• All unions, from doctors to lab technicians, on strike in public facilities.
• Demand better conditions, sanitation, hiring more doctors and nurses, better equipment, promotions, rehiring laid-off casuals handling sanitation. Claim colleagues have contracted diseases.
Health services in all public hospitals in Kirinyaga were paralysed on Wednesday after health workers walked off the job to protest what they called deplorable working conditions and poor sanitation.
Central Kenya Medical Practitioners and Dentists Union secretary general Gor Goody said the health workers will not resume duties until the county meets their demands.
These include hiring more doctors and nurses, promoting members, equipping hospitals properly and hiring casual workers.
"We have been trying to reach Governor Anne Waiguru for dialogue but she ignored us. That is why we have had to take industrial action as a last resort," Goody said.
The health workers from the KMPDU, the Kenya Union of Nurses, the clinical Officers Union and the Laboratory and Technicians Union said they are working under intolerable conditions.
Some colleagues have contracted diseases such as hepatitis B due to poor sanitation at the Kerugoya Level 4 Hospital, they claimed. It was not possible to confirm this independently.
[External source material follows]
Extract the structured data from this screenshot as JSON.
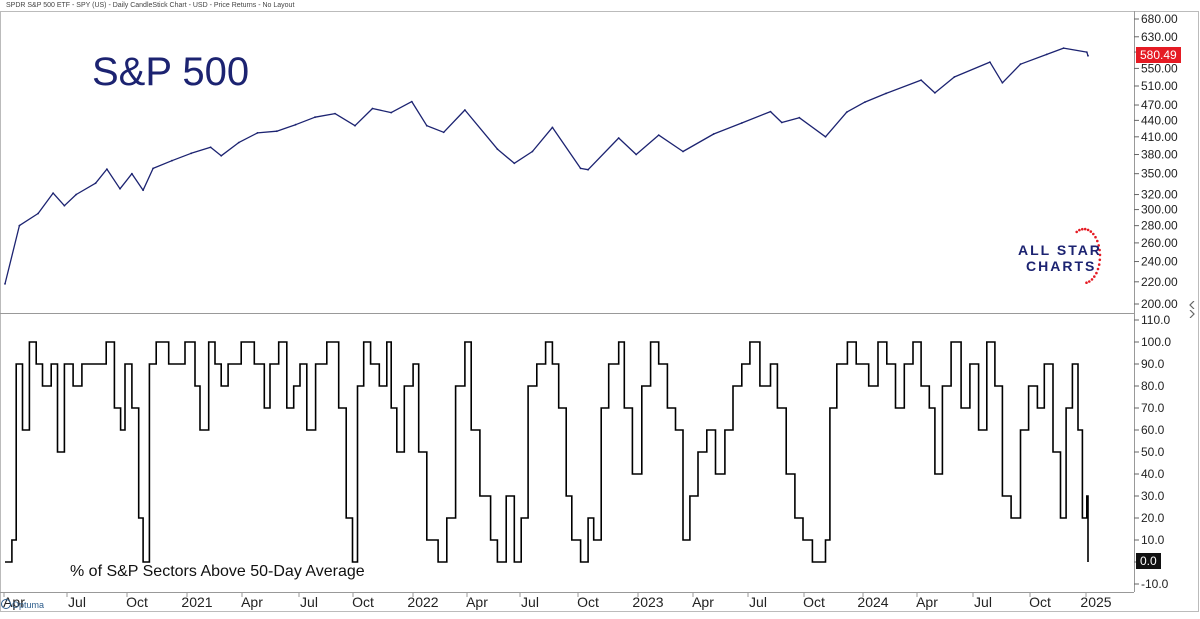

Goody said the unionist will not sit back as their members are intimidated and threatened when they demand quality working conditions. She said the county has not promoted anyone in two years.
''Poor working conditions lead to poor treatment of our patients. We demand the county improves working condition, equips our hospitals and motivate the staff so that patients get quality services,'' Goody added
Problems in the Kirinyaga health sector began on April 20 when the county laid off 346 casual workers in the health sector, leading to poor sanitation.
The Senate Health Committee toured the facility and later Kirinyaga Senator Charles Kibiru said they were not satisfied with the feedback from senior county health employees on the Kerugoya Level 4 hospital.
Waiguru said the problems at the hospital were a result of collusion between six senior staff in the health department and her rival to sabotage her work.
She invited the DCI to investigate her claim of sabotage so that those responsible are held to account.
Last week, the unions gave the county a seven-day notice to act on their demand.
But county secretary Joe Muriuki obtained a temporary injunction from a Nairobi court on Friday, pending the determination of an application filed by the county.
Goody led the health workers through the streets of Kerugoya town, causing traffic jams.
She said the union had not been served with any court order, hence, the industrial action is legal.
''We have not seen any court order and our lawyers have been to court and established that there is none. Our strike is legal," Goody told journalists.